Alibaba's Qwen AI model will power Apple Intelligence across iOS, iPadOS, macOS, and visionOS for users in China, the company confirmed Wednesday.
Alibaba's Qwen AI model will power Apple Intelligence across iOS, iPadOS, macOS, and visionOS for users in China, the company confirmed Wednesday.

Alibaba Group Holding Ltd. confirmed Wednesday that its Qwen AI model will be integrated into Apple Inc.'s Apple Intelligence suite for users in China, ending a more than year-long regulatory wait and sending its U.S.-listed shares up 4.78% to $117.69.
"Qwen will be integrated into Apple Intelligence experiences within iOS, iPadOS, macOS, and visionOS for users in China," an Alibaba spokesperson told CNBC, adding that users will be able to access text and image understanding and generation capabilities without switching between tools.
China's Cyberspace Administration approved Apple's AI services on a list that also included products from Huawei and other domestic companies, Reuters reported. The deal, first reported in February 2025, required Beijing's content filtering and security evaluation, delaying the rollout of Apple Intelligence features that debuted in 2024. Apple had previously explored partnerships with Baidu, DeepSeek, and ByteDance before settling on Alibaba.
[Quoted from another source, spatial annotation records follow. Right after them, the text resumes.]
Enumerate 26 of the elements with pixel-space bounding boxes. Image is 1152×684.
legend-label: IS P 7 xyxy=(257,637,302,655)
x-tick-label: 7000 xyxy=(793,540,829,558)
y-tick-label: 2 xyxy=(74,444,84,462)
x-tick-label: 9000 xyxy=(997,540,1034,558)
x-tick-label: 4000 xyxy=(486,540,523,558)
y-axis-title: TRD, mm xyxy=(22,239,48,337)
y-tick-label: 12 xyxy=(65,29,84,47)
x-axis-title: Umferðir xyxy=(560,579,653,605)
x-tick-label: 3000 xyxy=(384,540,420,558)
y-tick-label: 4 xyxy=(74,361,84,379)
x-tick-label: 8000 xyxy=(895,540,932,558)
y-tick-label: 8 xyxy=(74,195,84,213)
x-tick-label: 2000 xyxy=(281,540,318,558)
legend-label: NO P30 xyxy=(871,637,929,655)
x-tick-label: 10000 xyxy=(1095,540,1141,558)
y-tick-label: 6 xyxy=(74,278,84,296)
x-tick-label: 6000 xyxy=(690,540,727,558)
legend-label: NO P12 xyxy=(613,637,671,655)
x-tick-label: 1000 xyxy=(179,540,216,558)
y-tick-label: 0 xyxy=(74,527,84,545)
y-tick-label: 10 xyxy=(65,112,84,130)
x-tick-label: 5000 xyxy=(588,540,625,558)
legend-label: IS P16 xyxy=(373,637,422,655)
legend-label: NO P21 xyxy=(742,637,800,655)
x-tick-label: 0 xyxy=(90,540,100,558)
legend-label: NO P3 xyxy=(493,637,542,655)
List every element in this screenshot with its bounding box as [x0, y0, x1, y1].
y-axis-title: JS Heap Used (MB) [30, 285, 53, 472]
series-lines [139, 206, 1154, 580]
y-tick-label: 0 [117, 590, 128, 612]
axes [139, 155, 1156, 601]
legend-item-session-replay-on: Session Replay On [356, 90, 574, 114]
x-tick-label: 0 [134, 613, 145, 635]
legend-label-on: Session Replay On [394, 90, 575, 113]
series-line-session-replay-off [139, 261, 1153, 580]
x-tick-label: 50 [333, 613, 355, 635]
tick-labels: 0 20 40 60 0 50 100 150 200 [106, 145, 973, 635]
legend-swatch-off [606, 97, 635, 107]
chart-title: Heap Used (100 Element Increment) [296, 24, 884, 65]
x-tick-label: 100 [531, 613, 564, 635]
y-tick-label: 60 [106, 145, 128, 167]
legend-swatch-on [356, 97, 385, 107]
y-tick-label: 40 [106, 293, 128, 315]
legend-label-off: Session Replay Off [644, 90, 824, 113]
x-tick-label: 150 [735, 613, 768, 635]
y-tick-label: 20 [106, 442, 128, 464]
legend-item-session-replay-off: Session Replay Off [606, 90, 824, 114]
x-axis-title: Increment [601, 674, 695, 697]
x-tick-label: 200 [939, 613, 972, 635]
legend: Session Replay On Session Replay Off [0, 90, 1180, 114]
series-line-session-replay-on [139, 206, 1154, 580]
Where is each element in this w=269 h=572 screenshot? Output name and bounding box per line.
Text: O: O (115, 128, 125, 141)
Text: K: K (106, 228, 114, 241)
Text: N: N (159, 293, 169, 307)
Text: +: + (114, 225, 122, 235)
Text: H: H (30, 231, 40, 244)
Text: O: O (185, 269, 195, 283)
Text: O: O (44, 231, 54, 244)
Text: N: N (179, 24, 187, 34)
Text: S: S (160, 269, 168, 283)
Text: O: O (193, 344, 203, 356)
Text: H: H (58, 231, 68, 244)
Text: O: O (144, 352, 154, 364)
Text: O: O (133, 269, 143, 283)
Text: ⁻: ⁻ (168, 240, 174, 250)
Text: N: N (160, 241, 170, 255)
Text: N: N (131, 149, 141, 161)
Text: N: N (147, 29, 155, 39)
The partnership gives Apple a compliant, localized AI solution in the world's largest smartphone market, where Greater China sales rose 28% to $20.5 billion in the second quarter. Apple recently regained the No. 2 position in China's smartphone market after a shopping festival offered discounts on the iPhone lineup. For Alibaba, the deal positions Qwen as the AI backbone for Apple's ecosystem in China, potentially boosting its cloud business — which UBS analyst Kenneth Fong estimated grew about 45% in the June quarter.
The integration arrives as US-China technology tensions escalate. Alibaba recently banned employees from using Anthropic's Claude AI, while Meta was forced to dismantle its $2 billion acquisition of Chinese company Manus after Beijing ordered the deal unwound. US lawmakers are also considering curbs on American companies adopting Chinese AI models.
Separately, PrismML, a Khosla Ventures-backed spinout from the California Institute of Technology, released compressed versions of Alibaba's open-source Qwen model Tuesday. The company said it reduced the model from roughly 54 GB to less than 4 GB, allowing all 27 billion parameters to run on an iPhone 15 or newer. Apple is in talks with PrismML about the compression technology, the startup's CEO told CNBC.
Alibaba's U.S.-listed shares have gained about 65% from a year ago but remain below the average analyst price target of $185.78, according to data from 22 analysts compiled by Zacks Investment Research. The stock added 0.75% in after-hours trading to $118.57.
This article is for informational purposes only and does not constitute investment advice.